Many of the problems Naor thinks about have potential for real-world application, such as the sparsest cut problem, while others remain in the realm of the theoretical. Naor emphasizes, however, that these two are not necessarily mutually exclusive. “There are objects that are abstract to imagine, but oftentimes you’re using them to answer concrete questions,” Naor said.
Naor said he is happy with the progress he’s made with the sparsest cut problem, but says that there is more to understand about it, yet he has “no idea” what the next steps are.
That may sound intimidating to some, but to Naor and many mathematicians, the “not knowing” is what makes it attractive.
“Mathematical research is partly about embracing questions,” Naor said. “This feeling of being surrounded by the unknown is a positive. It doesn’t scare us, it attracts us.”

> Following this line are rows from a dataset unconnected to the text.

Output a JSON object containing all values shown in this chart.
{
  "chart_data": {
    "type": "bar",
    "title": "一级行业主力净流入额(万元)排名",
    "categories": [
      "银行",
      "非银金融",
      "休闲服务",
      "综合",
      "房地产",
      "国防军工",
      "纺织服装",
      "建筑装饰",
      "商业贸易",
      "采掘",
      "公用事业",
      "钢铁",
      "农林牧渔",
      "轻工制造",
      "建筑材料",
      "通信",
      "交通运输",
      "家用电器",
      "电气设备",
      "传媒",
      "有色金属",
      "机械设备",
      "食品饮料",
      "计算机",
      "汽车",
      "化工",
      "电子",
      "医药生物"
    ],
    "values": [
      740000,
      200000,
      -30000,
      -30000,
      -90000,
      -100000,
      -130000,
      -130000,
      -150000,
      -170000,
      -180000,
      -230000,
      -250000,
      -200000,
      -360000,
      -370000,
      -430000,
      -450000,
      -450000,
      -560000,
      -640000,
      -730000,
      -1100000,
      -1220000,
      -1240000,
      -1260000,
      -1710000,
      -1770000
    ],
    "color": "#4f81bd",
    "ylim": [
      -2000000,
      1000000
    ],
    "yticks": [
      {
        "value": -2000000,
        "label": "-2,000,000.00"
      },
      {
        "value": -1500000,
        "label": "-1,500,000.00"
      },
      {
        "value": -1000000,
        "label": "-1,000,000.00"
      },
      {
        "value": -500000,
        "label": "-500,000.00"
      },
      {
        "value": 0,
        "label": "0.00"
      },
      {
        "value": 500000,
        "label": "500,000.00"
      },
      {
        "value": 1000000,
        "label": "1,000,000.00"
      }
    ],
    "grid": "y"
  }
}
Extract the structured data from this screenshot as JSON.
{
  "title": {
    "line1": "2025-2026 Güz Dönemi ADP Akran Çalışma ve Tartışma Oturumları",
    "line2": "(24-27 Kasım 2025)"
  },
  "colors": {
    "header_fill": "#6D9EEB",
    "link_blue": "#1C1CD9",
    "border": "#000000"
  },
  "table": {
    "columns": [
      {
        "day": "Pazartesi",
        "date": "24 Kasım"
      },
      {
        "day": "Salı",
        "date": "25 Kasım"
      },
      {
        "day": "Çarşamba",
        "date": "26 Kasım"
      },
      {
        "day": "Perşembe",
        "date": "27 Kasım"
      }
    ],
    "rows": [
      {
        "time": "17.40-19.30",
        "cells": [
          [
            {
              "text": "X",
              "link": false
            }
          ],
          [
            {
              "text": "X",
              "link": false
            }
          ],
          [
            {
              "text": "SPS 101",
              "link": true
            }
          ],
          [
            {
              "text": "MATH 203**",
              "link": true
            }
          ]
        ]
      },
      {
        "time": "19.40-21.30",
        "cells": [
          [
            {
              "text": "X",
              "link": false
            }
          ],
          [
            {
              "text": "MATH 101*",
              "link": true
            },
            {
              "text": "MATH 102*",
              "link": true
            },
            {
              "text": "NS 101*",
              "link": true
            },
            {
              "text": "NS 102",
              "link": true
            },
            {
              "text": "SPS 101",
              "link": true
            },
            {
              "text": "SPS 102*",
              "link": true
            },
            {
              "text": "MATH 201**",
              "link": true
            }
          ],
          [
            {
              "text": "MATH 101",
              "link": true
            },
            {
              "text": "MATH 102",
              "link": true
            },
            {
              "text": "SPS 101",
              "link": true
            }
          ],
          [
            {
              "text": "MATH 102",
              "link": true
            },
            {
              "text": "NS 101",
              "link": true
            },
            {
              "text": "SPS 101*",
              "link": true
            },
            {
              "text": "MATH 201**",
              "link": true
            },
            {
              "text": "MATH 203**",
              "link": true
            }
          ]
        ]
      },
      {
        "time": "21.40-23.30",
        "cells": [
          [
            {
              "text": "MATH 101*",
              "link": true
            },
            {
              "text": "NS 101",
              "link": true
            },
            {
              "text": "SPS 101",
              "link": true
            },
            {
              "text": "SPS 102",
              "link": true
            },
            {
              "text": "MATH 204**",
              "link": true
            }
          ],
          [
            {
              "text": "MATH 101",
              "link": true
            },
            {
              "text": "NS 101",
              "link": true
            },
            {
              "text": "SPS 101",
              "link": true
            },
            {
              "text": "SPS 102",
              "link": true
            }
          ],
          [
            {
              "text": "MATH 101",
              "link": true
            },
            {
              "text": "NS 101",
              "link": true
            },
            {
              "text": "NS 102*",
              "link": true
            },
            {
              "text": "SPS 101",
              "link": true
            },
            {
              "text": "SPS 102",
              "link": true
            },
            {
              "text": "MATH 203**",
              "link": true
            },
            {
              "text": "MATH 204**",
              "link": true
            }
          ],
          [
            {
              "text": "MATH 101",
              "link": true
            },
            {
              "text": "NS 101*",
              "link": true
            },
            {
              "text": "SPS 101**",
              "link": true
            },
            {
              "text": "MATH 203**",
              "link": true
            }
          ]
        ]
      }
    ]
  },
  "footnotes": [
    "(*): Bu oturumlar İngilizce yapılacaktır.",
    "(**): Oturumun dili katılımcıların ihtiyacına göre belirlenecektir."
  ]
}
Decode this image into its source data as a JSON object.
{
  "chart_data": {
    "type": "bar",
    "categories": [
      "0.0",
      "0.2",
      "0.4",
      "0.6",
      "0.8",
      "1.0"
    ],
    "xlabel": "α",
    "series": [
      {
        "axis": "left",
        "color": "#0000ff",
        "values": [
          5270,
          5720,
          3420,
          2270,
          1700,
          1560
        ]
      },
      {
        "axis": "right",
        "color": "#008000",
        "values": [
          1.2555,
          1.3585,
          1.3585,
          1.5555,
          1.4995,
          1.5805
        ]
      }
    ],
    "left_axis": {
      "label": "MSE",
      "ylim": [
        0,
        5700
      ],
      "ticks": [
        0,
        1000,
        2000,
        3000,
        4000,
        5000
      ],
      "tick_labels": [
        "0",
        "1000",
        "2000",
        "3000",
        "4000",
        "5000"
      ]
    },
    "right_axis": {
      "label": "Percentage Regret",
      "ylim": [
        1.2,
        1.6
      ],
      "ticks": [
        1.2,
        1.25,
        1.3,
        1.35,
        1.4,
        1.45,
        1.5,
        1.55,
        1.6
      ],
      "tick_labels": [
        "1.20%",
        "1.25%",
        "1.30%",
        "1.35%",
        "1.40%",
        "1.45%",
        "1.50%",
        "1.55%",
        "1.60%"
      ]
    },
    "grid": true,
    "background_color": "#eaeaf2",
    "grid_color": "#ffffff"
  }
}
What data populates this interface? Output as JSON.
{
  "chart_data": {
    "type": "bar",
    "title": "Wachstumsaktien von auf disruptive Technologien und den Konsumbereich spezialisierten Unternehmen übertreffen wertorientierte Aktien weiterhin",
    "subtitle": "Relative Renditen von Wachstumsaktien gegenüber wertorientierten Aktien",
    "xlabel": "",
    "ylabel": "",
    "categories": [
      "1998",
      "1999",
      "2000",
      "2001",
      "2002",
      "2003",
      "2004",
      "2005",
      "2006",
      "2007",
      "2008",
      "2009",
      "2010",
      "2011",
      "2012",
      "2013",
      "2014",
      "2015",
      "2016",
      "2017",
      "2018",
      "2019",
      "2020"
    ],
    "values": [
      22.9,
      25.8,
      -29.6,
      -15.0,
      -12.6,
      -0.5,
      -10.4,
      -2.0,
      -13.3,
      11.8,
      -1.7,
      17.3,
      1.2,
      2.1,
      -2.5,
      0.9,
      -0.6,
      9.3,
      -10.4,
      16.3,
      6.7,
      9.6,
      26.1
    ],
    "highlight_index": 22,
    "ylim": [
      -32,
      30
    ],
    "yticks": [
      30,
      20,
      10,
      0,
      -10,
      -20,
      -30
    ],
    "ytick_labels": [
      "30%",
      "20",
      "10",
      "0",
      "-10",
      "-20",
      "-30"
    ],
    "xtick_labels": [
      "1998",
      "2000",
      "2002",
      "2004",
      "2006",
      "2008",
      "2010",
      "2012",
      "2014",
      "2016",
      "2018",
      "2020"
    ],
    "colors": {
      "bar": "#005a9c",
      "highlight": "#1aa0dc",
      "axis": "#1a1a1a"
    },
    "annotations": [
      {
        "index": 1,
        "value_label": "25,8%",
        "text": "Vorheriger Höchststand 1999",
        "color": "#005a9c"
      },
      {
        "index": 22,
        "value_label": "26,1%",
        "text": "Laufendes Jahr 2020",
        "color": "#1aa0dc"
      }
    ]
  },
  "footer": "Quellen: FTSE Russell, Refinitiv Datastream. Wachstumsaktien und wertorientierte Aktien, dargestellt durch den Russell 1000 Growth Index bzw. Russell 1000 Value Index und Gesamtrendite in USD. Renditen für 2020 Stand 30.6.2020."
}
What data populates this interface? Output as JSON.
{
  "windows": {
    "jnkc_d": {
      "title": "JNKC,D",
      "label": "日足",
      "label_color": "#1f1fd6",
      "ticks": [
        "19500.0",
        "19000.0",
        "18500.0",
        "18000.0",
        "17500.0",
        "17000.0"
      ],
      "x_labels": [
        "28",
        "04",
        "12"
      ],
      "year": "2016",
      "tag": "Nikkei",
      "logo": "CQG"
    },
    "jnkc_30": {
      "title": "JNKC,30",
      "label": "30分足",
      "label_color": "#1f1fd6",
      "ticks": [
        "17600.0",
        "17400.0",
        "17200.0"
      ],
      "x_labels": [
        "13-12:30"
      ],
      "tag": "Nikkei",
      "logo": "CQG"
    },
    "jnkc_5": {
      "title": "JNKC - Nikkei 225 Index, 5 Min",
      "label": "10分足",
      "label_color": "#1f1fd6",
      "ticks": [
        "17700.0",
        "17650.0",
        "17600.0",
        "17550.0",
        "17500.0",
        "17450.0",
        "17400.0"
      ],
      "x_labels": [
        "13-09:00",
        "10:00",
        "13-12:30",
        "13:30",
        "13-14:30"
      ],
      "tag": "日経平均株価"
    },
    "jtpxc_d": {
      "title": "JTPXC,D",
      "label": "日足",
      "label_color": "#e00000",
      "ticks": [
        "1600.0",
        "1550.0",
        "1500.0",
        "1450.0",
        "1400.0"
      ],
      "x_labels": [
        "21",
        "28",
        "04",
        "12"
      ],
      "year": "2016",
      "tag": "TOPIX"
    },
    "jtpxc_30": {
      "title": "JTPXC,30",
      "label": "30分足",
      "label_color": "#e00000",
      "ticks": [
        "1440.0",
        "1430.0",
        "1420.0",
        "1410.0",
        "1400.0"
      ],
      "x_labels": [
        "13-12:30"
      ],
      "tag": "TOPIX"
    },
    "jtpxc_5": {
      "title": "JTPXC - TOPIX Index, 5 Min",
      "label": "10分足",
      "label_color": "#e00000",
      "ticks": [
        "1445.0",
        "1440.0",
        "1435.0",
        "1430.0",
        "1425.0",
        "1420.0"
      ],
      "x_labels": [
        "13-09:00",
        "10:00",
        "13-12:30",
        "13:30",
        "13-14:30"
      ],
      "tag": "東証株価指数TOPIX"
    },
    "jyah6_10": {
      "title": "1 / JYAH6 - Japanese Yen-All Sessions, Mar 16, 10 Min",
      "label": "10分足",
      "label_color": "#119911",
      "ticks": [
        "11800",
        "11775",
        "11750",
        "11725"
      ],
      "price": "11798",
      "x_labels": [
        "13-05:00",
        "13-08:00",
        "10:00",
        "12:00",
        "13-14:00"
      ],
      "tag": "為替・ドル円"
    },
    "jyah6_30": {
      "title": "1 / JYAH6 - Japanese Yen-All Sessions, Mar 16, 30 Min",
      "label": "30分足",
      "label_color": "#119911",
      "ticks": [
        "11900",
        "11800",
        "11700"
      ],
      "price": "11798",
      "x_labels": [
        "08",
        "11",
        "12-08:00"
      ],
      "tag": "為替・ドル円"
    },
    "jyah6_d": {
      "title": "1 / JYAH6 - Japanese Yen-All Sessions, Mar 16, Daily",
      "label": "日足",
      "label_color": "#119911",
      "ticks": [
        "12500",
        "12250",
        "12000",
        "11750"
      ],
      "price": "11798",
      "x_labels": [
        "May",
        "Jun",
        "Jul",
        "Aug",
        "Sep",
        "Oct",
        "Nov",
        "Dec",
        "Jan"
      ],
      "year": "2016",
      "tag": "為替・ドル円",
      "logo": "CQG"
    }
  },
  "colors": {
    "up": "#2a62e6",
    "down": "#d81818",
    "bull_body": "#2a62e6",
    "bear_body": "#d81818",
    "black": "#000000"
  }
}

P versus NP: A million-dollar question
Computer scientists place problems into categories, called complexity classes, based on how difficult they are to solve.
Of many defined complexity classes, two of the most relevant are “P” and “NP.” There is a one million dollar prize on the line offered by the Clay Mathematics Institute to anyone who can prove, or disprove, that P and NP actually refer to the same set of questions.
P stands for polynomial time. It refers to problems that are considered “easy” for a computer to solve. The time it takes does not increase exponentially when the problem has more elements to consider.
Example: Identifying the largest number in a given list. A computer can use an algorithm to run through a list of numbers, and keep note of the largest number it has recorded so far. The more numbers on the list, the longer this problem takes, but the amount of time it takes is directly proportional to how long the list is.
NP stands for nondeterministic polynomial time. These are problems for which a proposed solution can be quickly verified by a computer, but that could take an unreasonable amount of time for a computer to solve.
Example: Finding all prime factors of a large number. A computer can use some cleverly developed methods to solve this, but even the best-known ones could take trillions of years for numbers with several thousand digits. A computer can, however, quickly verify the correctness of a proposed solution.